I'm the only Caucasian in my neighborhood that understands the suffering of African-Americans. Today, I was unjustly harassed by the cops! Supposedly because I looked too hard. They told me I had to put my pants back on. "oh yus massah, o'coarse massah" Goddamn honky fucks.

King Hadas Sep 6th, 2011 10:44 PM

"To live is to suffer. The definition of evil is that which causes suffering. Ergo, life itself is evil. This, being an unalterable truth, how can you see fault in what I do for you Rob?" Rob had gotten careless, the machine had been talking like this for months but Rob had ignored it and made not one precaution against it because, well, it was only a toaster.

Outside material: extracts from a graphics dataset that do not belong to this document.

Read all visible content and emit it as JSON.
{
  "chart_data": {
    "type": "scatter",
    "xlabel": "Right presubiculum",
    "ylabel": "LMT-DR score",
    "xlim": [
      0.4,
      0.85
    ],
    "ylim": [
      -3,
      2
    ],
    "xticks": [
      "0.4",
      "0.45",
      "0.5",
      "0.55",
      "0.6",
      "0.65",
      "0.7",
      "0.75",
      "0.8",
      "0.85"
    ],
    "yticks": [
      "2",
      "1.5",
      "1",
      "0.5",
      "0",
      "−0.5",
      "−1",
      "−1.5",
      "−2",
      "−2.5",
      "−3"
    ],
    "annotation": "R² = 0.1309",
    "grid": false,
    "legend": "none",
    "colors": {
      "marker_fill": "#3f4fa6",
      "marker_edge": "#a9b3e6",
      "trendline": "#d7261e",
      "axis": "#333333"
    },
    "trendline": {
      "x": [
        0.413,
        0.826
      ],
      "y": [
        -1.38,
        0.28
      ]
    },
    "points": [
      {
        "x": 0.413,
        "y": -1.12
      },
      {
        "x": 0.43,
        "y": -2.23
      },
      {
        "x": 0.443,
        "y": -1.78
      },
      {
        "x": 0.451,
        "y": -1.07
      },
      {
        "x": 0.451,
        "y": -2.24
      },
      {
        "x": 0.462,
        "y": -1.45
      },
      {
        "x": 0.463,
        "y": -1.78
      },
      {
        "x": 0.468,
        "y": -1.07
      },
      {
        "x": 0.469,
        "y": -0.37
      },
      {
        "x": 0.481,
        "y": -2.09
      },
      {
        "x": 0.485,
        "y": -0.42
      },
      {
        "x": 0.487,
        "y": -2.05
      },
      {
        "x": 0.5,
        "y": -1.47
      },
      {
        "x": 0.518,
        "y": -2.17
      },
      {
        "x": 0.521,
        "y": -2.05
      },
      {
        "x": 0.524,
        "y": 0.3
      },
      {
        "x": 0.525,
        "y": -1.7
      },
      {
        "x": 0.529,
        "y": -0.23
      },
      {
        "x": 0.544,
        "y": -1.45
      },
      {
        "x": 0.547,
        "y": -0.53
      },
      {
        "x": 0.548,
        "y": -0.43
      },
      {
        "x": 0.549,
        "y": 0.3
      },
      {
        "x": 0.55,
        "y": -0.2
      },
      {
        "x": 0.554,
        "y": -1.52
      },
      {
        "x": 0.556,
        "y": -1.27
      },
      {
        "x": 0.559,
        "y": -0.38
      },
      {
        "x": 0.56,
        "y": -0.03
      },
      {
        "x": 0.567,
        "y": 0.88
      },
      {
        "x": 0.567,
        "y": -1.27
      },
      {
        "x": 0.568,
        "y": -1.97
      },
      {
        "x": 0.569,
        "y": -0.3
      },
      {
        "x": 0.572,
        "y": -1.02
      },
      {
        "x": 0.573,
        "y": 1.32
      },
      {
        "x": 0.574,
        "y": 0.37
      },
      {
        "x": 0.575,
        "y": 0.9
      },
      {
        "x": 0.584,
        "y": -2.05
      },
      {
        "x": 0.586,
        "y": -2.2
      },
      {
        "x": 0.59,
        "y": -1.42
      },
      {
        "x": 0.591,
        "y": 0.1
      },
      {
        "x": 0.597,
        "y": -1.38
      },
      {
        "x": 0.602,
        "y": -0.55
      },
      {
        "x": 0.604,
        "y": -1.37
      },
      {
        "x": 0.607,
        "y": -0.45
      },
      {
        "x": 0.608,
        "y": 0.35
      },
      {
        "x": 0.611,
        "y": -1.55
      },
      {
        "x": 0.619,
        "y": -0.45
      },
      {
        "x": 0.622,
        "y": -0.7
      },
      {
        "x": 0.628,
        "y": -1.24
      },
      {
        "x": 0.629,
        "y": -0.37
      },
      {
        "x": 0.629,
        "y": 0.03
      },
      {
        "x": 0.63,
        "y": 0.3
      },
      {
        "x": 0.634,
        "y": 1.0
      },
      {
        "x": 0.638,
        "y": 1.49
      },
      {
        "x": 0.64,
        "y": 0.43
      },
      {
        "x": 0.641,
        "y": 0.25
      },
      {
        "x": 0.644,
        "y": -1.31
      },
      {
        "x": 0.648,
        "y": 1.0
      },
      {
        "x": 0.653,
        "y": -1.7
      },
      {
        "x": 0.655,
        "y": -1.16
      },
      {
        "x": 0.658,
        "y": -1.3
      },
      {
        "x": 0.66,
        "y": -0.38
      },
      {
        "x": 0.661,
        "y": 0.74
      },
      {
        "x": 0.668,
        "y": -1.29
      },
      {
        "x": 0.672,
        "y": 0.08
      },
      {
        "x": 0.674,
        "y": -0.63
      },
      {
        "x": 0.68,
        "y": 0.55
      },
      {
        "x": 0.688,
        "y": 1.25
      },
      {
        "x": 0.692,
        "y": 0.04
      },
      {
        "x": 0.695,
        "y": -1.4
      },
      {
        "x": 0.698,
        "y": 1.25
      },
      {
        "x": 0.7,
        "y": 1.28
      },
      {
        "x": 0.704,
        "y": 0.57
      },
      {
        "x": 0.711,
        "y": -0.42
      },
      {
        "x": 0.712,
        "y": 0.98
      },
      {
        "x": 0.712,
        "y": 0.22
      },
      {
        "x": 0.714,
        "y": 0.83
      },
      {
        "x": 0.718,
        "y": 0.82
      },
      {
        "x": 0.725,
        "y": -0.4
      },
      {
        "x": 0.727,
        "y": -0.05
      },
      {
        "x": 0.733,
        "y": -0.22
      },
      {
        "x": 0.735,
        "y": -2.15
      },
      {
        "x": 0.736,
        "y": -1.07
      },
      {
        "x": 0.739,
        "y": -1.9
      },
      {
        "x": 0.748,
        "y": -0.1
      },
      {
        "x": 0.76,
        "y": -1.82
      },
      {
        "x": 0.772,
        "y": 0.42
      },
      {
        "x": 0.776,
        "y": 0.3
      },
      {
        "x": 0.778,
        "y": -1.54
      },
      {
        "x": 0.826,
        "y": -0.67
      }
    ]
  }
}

A simple, albeit sentient, machine made for one sole purpose. How could he have known about the dangerous poisons that could be tortured out of bread crust and pop tart crumbs? Rob was afraid, in his dying throes he gave the toaster a pleading look. "Now don't look at me like that Rob. You once told me to be your brave little toaster, I ask only the same from yourself."

Vyvyan Basterd Sep 7th, 2011 01:05 PM

"that guy is an insufferable prick. How fucking dare he. Who makes an outgoing call on a cellular while in a movie theater. The nerve."

monicat Nov 24th, 2011 08:46 AM

He could have at least got up from his chair and walked out. But no, he was just getting more and more comfortable in that chair. As if in his own living room, where nobody can notice him. Though everybody did notice him. Suddenly he got up. We were all hoping he would leave. No one realised he had the leading role in the play and was there to stay until the end. He had all the attention because his role was to catch it. Our role was just to pay him all the attention we had.